Men che mai adesso, dunque, la vicenda giudiziaria può essere relegata nel recinto delle cose “che fa la magistratura”, con i politici, e gli stessi partiti, che si limitano a manifestare “sorpresa e sgomento” trincerandosi dietro il luogo comune secondo cui bisogna lasciar lavorare gli investigatori. E certo che bisogna lasciarli lavorare, ci mancherebbe altro. E certamente non siamo noi a voler tranciare giudizi definitivi o, addirittura, emettere sentenze. La giustizia farà il suo corso (sempre che non arrivi da Roma un provvidenziale colpo di spugna, considerando che analoghi dossier sono aperti in altre 15 Regioni), ma ormai l’inchiesta pone una “questione politica” che va affrontata e risolta.
In realtà sarebbe dovuto avvenire subito, al comparire delle contestazioni e dei primi indagati. E’ vero che la Regione, di fronte al sorgere dello scandalo, ha messo mano alla normativa, rendendo più stringenti i controlli e le rendicontazioni, ma faceva e fa acqua da tutte le parti il teorema secondo cui l’amministrazione guidata da Claudio Burlando può stare al di sopra delle parti, perché la questione riguarda il consiglio (e pure il suo presidente Rosario Monteleone ha dovuto dimettersi travolto dallo scandalo). Dentro il Palazzo ha retto finché l’inchiesta non è arrivata alla svolta dell’arresto di Scialfa. Ora non è più sostenibile neanche lì.
Burlando deve decidersi a “sporcarsi le mani” e affrontare la situazione anche alla luce della sua conversione “renziana”: se genuinamente sostiene il rinnovamento predicato dal nuovo segretario del Pd, che bolla come “porcate” tutte le vicende di questo genere ed è stato un feroce sostenitore della cancellazione dei rimborsi ai partiti, il governatore ligure deve mettersi pesantemente in gioco e pretendere primo fra tutti che venga fatta pulizia. Con una larga fetta del consiglio iscritta nel registro degli indagati, il problema non si può liquidare – non si sarebbe mai potuto e dovuto, in verità – sostenendo che ognuno risponde per sé poiché la responsabilità penale è personale. Qui c’è una evidente questione di sistema e Burlando deve intervenire in quanto presidente della Regione e, anche, proprio perché amici e avversari gli riconoscono le doti del politico di razza e di rango.
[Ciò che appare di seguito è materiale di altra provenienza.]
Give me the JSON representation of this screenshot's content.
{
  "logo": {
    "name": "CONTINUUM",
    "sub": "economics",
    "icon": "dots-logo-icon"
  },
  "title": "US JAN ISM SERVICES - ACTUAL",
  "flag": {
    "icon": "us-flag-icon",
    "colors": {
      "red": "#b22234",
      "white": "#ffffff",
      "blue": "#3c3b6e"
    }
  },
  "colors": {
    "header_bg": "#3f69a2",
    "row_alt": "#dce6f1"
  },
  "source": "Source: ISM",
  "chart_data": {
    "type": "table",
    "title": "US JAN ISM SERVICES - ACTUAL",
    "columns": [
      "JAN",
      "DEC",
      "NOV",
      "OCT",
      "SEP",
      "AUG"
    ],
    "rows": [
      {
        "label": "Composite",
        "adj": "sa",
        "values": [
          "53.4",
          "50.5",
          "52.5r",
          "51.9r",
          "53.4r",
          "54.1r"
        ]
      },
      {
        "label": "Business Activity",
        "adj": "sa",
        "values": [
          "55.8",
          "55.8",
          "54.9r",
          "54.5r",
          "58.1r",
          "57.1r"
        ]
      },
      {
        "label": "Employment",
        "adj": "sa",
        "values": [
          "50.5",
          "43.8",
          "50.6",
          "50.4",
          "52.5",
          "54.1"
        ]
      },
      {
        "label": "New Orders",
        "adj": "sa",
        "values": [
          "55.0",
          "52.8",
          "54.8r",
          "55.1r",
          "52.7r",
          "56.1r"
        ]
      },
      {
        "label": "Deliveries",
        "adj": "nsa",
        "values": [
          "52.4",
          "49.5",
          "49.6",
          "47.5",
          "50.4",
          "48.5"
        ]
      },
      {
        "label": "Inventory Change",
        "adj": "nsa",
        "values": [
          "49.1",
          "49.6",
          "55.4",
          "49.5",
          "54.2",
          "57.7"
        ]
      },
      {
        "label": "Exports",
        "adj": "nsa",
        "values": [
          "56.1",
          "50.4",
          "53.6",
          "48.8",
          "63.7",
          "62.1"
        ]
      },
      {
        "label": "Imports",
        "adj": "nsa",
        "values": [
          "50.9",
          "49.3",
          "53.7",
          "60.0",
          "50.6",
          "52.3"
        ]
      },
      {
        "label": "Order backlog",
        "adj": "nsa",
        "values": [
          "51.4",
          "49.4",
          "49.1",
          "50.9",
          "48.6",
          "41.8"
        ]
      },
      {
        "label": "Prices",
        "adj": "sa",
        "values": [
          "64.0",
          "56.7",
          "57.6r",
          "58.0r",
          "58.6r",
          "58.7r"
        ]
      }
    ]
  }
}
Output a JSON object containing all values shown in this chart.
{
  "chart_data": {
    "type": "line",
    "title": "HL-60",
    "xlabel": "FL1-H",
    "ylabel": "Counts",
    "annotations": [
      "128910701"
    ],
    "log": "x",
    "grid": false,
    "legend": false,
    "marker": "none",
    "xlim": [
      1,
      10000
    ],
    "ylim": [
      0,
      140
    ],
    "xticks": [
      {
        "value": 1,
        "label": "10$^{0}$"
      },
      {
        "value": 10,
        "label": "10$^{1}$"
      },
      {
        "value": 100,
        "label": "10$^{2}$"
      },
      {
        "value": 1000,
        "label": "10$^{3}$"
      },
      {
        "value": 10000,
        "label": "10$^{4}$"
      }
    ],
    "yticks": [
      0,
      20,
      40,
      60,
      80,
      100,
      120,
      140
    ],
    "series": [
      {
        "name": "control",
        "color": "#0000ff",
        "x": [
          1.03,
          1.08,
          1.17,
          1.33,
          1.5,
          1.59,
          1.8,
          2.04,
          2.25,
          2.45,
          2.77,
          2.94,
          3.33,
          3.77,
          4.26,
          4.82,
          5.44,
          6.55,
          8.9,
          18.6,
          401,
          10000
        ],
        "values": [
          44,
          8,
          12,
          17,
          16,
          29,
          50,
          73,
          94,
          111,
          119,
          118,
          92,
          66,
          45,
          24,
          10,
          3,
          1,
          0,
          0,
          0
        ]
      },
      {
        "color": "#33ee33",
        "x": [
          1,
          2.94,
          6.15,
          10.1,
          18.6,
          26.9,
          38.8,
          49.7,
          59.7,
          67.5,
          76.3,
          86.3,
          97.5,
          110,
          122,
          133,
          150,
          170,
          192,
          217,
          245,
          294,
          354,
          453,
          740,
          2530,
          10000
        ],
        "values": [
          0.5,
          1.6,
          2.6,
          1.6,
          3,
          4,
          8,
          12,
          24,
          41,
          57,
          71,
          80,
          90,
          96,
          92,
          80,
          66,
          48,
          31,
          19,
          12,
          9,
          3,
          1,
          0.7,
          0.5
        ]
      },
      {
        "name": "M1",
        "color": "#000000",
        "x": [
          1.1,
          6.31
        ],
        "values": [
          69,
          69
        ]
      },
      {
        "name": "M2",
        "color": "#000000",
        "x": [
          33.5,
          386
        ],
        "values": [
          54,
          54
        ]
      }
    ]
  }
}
Non sarà facile, certo: la malapianta dei soldi pubblici dissipati accomuna i partiti in un reticolo di interessi e di complicità che rende più probabile la reazione dell’omertà e del serrare le fila. Per questa ragione ci aspettiamo che Burlando si spinga fino al punto da minacciare le dimissioni – e se necessario rispedire davvero tutti a casa – qualora la volontà più diffusa del consiglio regionale fosse quella di rifiutare la ramazza. Mentre sono costretti, come tutti gli italiani, a sacrifici enormi e a incredibili equilibrismi per quadrare i conti delle loro famiglie, i liguri hanno il diritto di sapere come sono stati utilizzati i loro soldi. E hanno pure il diritto che gli autori dei misfatti siano una volta per tutte accompagnati fuori dalla porta. Senza aspettare che la magistratura completi il suo lavoro.
Del resto, se anche giudiziariamente finisse tutto in una bolla di sapone, la giunta e il consiglio regionale avrebbero il coraggio di dire che non è successo nulla? Avrebbero l’improntitudine di giudicare ammissibili quelle spese non casualmente definite pazze? Se un primo, parziale giro di vite è già stato, di fronte allo scandalo, vuol dire che il problema c’è, al di là delle conclusioni dei giudici. Dunque, la politica ha il dovere di dare delle risposte. Chiare, immediate e nei fatti. Se ancora è capace di un sussulto di dignità e di orgoglio.